Of course, no one had claimed that the government of China had made the decision – only that it had placed pressure on the South African government, so for Masebe to deny that the decision was made by the Chinese government is laughable. It is obvious that there was pressure from China as the Chinese embassy had confirmed this. Why now try and deny the undeniable? If one is going to lie one  should really try and stick as closely to the truth as possible. Not doing so and denying that which was never claimed is just amateurish.

It should be obvious to anyone with more than three brain cells (and maybe even to those with less than three brain cells, of whom many seem to work for Foreign Affairs or the Presidency) that China placed pressure on South Africa not to issue the visa, given the fact that the 60th anniversary of the uprising in Tibet is approaching and given the fact that China is a big trading partner with South Africa.

It would be far better to have an honest debate about South Africa’s foreign policy and to ask whether human rights principles should play a role in our foreign policy at all. Maybe we can dispense with this charade that we are champions of human rights across the world and just admit that we are mercenary and unprincipled and that we do not really believe in the protection of human rights – unless it can embarrass the West.

Should we vote against gay rights at the UN – as our government has done more than once – because we want to retain influence with tyrants, sexists and homophobes in the rest of Africa?
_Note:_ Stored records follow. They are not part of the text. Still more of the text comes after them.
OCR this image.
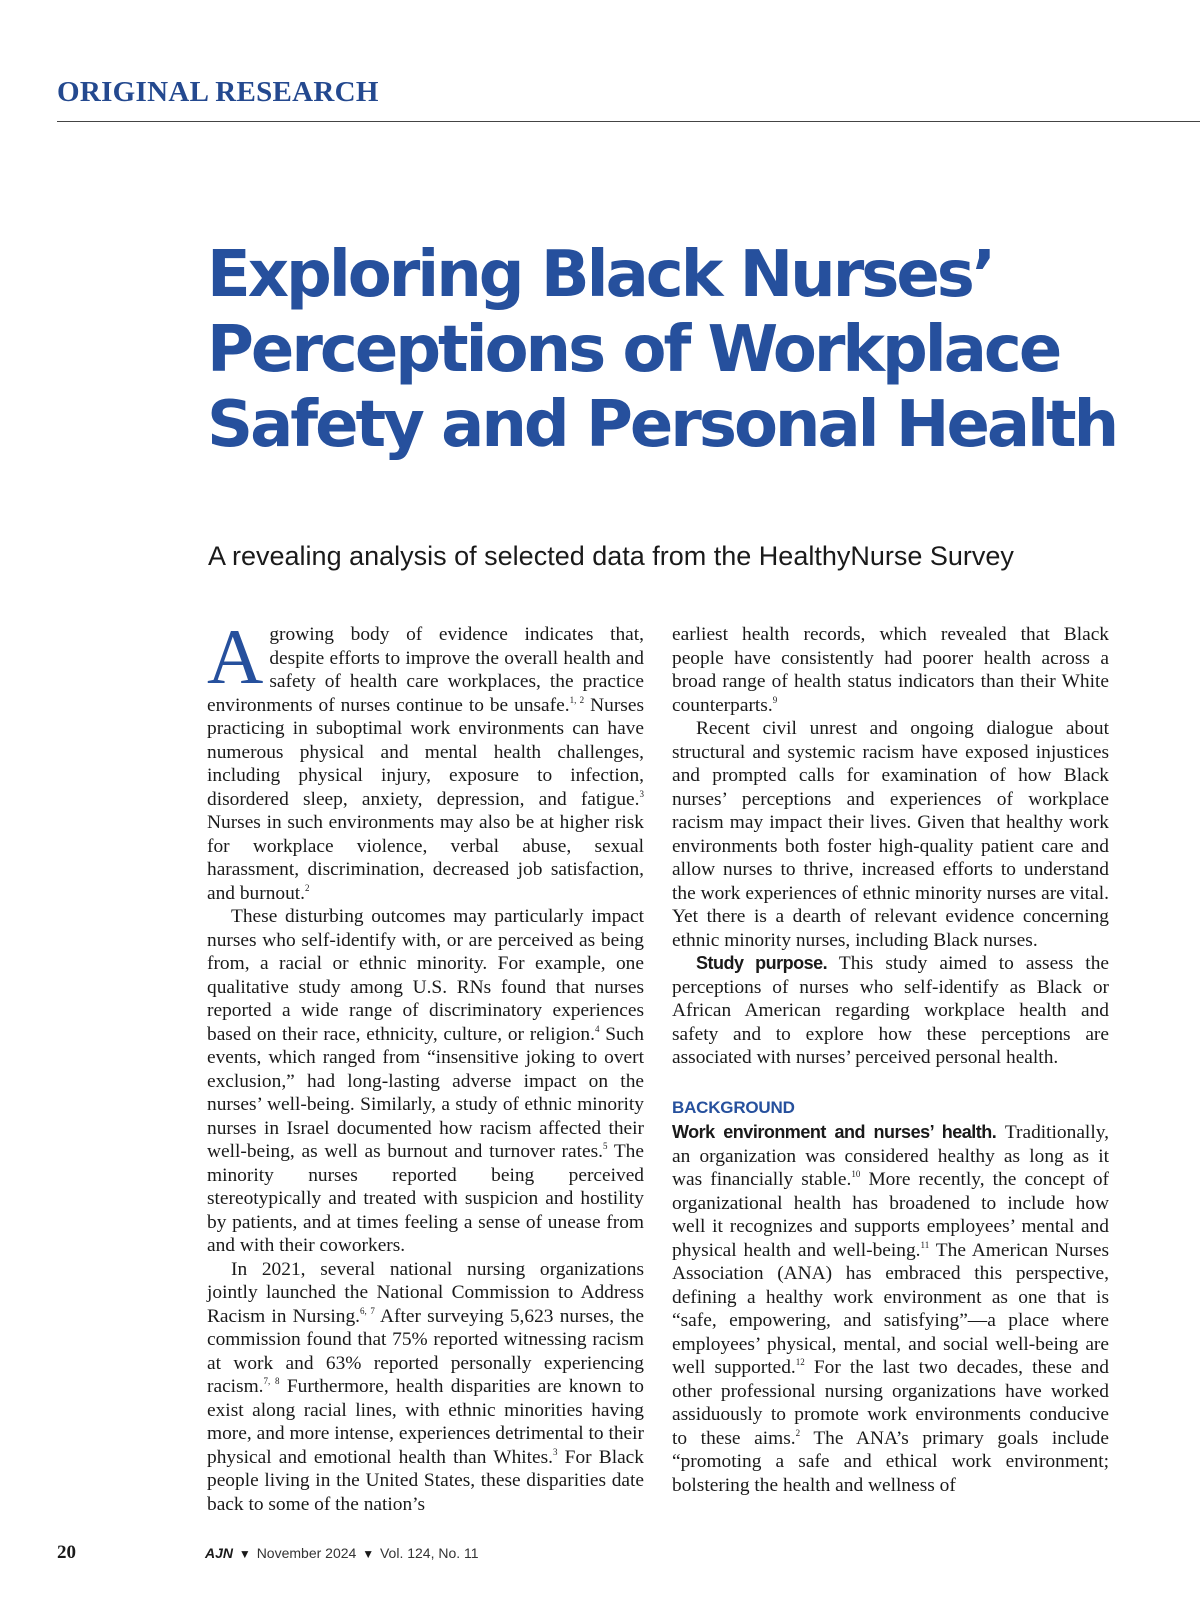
ORIGINAL RESEARCH
Exploring Black Nurses’ Perceptions of Workplace Safety and Personal Health

A revealing analysis of selected data from the HealthyNurse Survey

Agrowing body of evidence indicates that, despite efforts to improve the overall health and safety of health care workplaces, the practice environments of nurses continue to be unsafe.$^{1, 2}$ Nurses practicing in suboptimal work environments can have numerous physical and mental health challenges, including physical injury, exposure to infection, disordered sleep, anxiety, depression, and fatigue.$^3$ Nurses in such environments may also be at higher risk for workplace violence, verbal abuse, sexual harassment, discrimination, decreased job satisfaction, and burnout.$^2$

These disturbing outcomes may particularly impact nurses who self-identify with, or are perceived as being from, a racial or ethnic minority. For example, one qualitative study among U.S. RNs found that nurses reported a wide range of discriminatory experiences based on their race, ethnicity, culture, or religion.$^4$ Such events, which ranged from “insensitive joking to overt exclusion,” had long-lasting adverse impact on the nurses’ well-being. Similarly, a study of ethnic minority nurses in Israel documented how racism affected their well-being, as well as burnout and turnover rates.$^5$ The minority nurses reported being perceived stereotypically and treated with suspicion and hostility by patients, and at times feeling a sense of unease from and with their coworkers.

In 2021, several national nursing organizations jointly launched the National Commission to Address Racism in Nursing.$^{6, 7}$ After surveying 5,623 nurses, the commission found that 75% reported witnessing racism at work and 63% reported personally experiencing racism.$^{7, 8}$ Furthermore, health disparities are known to exist along racial lines, with ethnic minorities having more, and more intense, experiences detrimental to their physical and emotional health than Whites.$^3$ For Black people living in the United States, these disparities date back to some of the nation’s

earliest health records, which revealed that Black people have consistently had poorer health across a broad range of health status indicators than their White counterparts.$^9$

Recent civil unrest and ongoing dialogue about structural and systemic racism have exposed injustices and prompted calls for examination of how Black nurses’ perceptions and experiences of workplace racism may impact their lives. Given that healthy work environments both foster high-quality patient care and allow nurses to thrive, increased efforts to understand the work experiences of ethnic minority nurses are vital. Yet there is a dearth of relevant evidence concerning ethnic minority nurses, including Black nurses.

Study purpose. This study aimed to assess the perceptions of nurses who self-identify as Black or African American regarding workplace health and safety and to explore how these perceptions are associated with nurses’ perceived personal health.

BACKGROUND

Work environment and nurses’ health. Traditionally, an organization was considered healthy as long as it was financially stable.$^{10}$ More recently, the concept of organizational health has broadened to include how well it recognizes and supports employees’ mental and physical health and well-being.$^{11}$ The American Nurses Association (ANA) has embraced this perspective, defining a healthy work environment as one that is “safe, empowering, and satisfying”—a place where employees’ physical, mental, and social well-being are well supported.$^{12}$ For the last two decades, these and other professional nursing organizations have worked assiduously to promote work environments conducive to these aims.$^2$ The ANA’s primary goals include “promoting a safe and ethical work environment; bolstering the health and wellness of

20	AJN ▼ November 2024 ▼ Vol. 124, No. 11
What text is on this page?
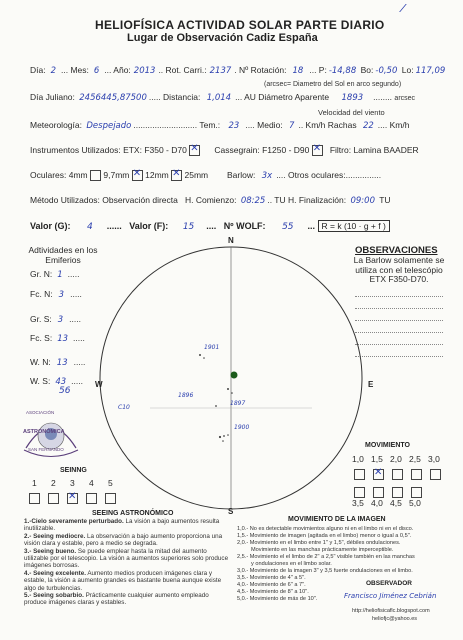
⁄
HELIOFÍSICA ACTIVIDAD SOLAR PARTE DIARIO
Lugar de Observación Cadiz España
Día: 2 ... Mes: 6 ... Año: 2013 .. Rot. Carri.: 2137 . Nº Rotación: 18 ... P: -14,88 Bo: -0,50 Lo: 117,09
(arcsec= Diametro del Sol en arco segundo)
Día Juliano: 2456445,87500 ..... Distancia: 1,014 ... AU Diámetro Aparente 1893 ........ arcsec
Velocidad del viento
Meteorología: Despejado ........................... Tem.: 23 .... Medio: 7 .. Km/h Rachas 22 .... Km/h
Instrumentos Utilizados: ETX: F350 - D70 ✕	Cassegrain: F1250 - D90 ✕ Filtro: Lamina BAADER
Oculares: 4mm 9,7mm ✕ 12mm ✕ 25mm Barlow: 3x .... Otros oculares:...............
Método Utilizados: Observación directa H. Comienzo: 08:25 .. TU H. Finalización: 09:00 TU
Valor (G): 4 ......   Valor (F): 15 ....   Nº WOLF: 55 ... R = k (10 · g + f )
Adtividades en los Emiferios
Gr. N: 1 .....
Fc. N: 3 .....
Gr. S: 3 .....
Fc. S: 13 .....
W. N: 13 .....
W. S: 43 .....
56
OBSERVACIONES
La Barlow solamente se utiliza con el telescópio ETX F350-D70.
N
S
E
W
1901
1896
1897
1900
C10
ASOCIACIÓN
ASTRONÓMICA
SAN FERNANDO
SEINNG
1 2 3 4 5
✕
MOVIMIENTO
1,0 1,5 2,0 2,5 3,0
✕
3,5 4,0 4,5 5,0
SEEING ASTRONÓMICO
1.-Cielo severamente perturbado. La visión a bajo aumentos resulta inutilizable.
2.- Seeing mediocre. La observación a bajo aumento proporciona una visión clara y estable, pero a medio se degrada.
3.- Seeing bueno. Se puede emplear hasta la mitad del aumento utilizable por el telescopio. La visión a aumentos superiores solo produce imágenes borrosas.
4.- Seeing excelente. Aumento medios producen imágenes clara y estable, la visión a aumento grandes es bastante buena aunque existe algo de turbulencias.
5.- Seeing sobarbio. Prácticamente cualquier aumento empleado produce imágenes claras y estables.
MOVIMIENTO DE LA IMAGEN
1,0.- No es detectable movimientos alguno ni en el limbo ni en el disco.
1,5.- Movimiento de imagen (agitada en el limbo) menor o igual a 0,5".
2,0.- Movimiento en el limbo entre 1" y 1,5", débiles ondulaciones.
Movimiento en las manchas prácticamente imperceptible.
2,5.- Movimiento el el limbo de 2" a 2,5" visible también en las manchas
y ondulaciones en el limbo solar.
3,0.- Movimiento de la imagen 3" y 3,5 fuerte ondulaciones en el limbo.
3,5.- Movimiento de 4" a 5".
4,0.- Movimiento de 6" a 7".
4,5.- Movimiento de 8" a 10".
5,0.- Movimiento de más de 10".
OBSERVADOR
Francisco Jiménez Cebrián
http://heliofisicaflc.blogspot.com
heliofjc@yahoo.es
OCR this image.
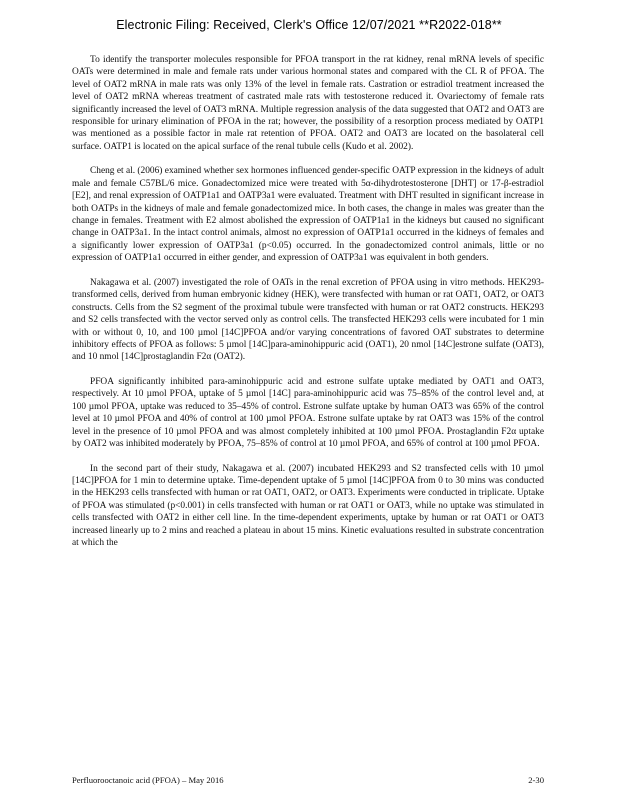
Electronic Filing: Received, Clerk's Office 12/07/2021 **R2022-018**

To identify the transporter molecules responsible for PFOA transport in the rat kidney, renal mRNA levels of specific OATs were determined in male and female rats under various hormonal states and compared with the CL R of PFOA. The level of OAT2 mRNA in male rats was only 13% of the level in female rats. Castration or estradiol treatment increased the level of OAT2 mRNA whereas treatment of castrated male rats with testosterone reduced it. Ovariectomy of female rats significantly increased the level of OAT3 mRNA. Multiple regression analysis of the data suggested that OAT2 and OAT3 are responsible for urinary elimination of PFOA in the rat; however, the possibility of a resorption process mediated by OATP1 was mentioned as a possible factor in male rat retention of PFOA. OAT2 and OAT3 are located on the basolateral cell surface. OATP1 is located on the apical surface of the renal tubule cells (Kudo et al. 2002).

Cheng et al. (2006) examined whether sex hormones influenced gender-specific OATP expression in the kidneys of adult male and female C57BL/6 mice. Gonadectomized mice were treated with 5α-dihydrotestosterone [DHT] or 17-β-estradiol [E2], and renal expression of OATP1a1 and OATP3a1 were evaluated. Treatment with DHT resulted in significant increase in both OATPs in the kidneys of male and female gonadectomized mice. In both cases, the change in males was greater than the change in females. Treatment with E2 almost abolished the expression of OATP1a1 in the kidneys but caused no significant change in OATP3a1. In the intact control animals, almost no expression of OATP1a1 occurred in the kidneys of females and a significantly lower expression of OATP3a1 (p<0.05) occurred. In the gonadectomized control animals, little or no expression of OATP1a1 occurred in either gender, and expression of OATP3a1 was equivalent in both genders.

Nakagawa et al. (2007) investigated the role of OATs in the renal excretion of PFOA using in vitro methods. HEK293-transformed cells, derived from human embryonic kidney (HEK), were transfected with human or rat OAT1, OAT2, or OAT3 constructs. Cells from the S2 segment of the proximal tubule were transfected with human or rat OAT2 constructs. HEK293 and S2 cells transfected with the vector served only as control cells. The transfected HEK293 cells were incubated for 1 min with or without 0, 10, and 100 µmol [14C]PFOA and/or varying concentrations of favored OAT substrates to determine inhibitory effects of PFOA as follows: 5 µmol [14C]para-aminohippuric acid (OAT1), 20 nmol [14C]estrone sulfate (OAT3), and 10 nmol [14C]prostaglandin F2α (OAT2).

PFOA significantly inhibited para-aminohippuric acid and estrone sulfate uptake mediated by OAT1 and OAT3, respectively. At 10 µmol PFOA, uptake of 5 µmol [14C] para-aminohippuric acid was 75–85% of the control level and, at 100 µmol PFOA, uptake was reduced to 35–45% of control. Estrone sulfate uptake by human OAT3 was 65% of the control level at 10 µmol PFOA and 40% of control at 100 µmol PFOA. Estrone sulfate uptake by rat OAT3 was 15% of the control level in the presence of 10 µmol PFOA and was almost completely inhibited at 100 µmol PFOA. Prostaglandin F2α uptake by OAT2 was inhibited moderately by PFOA, 75–85% of control at 10 µmol PFOA, and 65% of control at 100 µmol PFOA.

In the second part of their study, Nakagawa et al. (2007) incubated HEK293 and S2 transfected cells with 10 µmol [14C]PFOA for 1 min to determine uptake. Time-dependent uptake of 5 µmol [14C]PFOA from 0 to 30 mins was conducted in the HEK293 cells transfected with human or rat OAT1, OAT2, or OAT3. Experiments were conducted in triplicate. Uptake of PFOA was stimulated (p<0.001) in cells transfected with human or rat OAT1 or OAT3, while no uptake was stimulated in cells transfected with OAT2 in either cell line. In the time-dependent experiments, uptake by human or rat OAT1 or OAT3 increased linearly up to 2 mins and reached a plateau in about 15 mins. Kinetic evaluations resulted in substrate concentration at which the

Perfluorooctanoic acid (PFOA) – May 2016	2-30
Should we vote at the UN to protect murderous regimes in Sudan, Burma and Zimbabwe because we want to act like insecure bullies who can also throw its weight around and can embarrass the USA? In short, should we act like Africa’s own Republican Party-led USA government, or should we acknowledge the difficult choices to be made between respect for human rights and pragmatic foreign policy?

Our government has long since opted for the former approach and it is laughable to suggest that a concern for human rights plays ANY role in our foreign policy. Please, we are not the good guys and we have not been for at least ten years. Not that it would make a difference to ordinary South Africans or even those “principled” politicians of the South African Communist Party and Cosatu. Who cares about the abuse of human rights in other countries?

Yes, the people of many of these countries supported the struggle against apartheid – often at great financial or physical cost – and yes, without the international community apartheid would have taken a lot longer to get rid of, but hey, who cares. We are free now to steal as much money from our taxpayers as we can get away with, so stuff the rest of the world. And the Dalai Lama too. Time to make money, my China.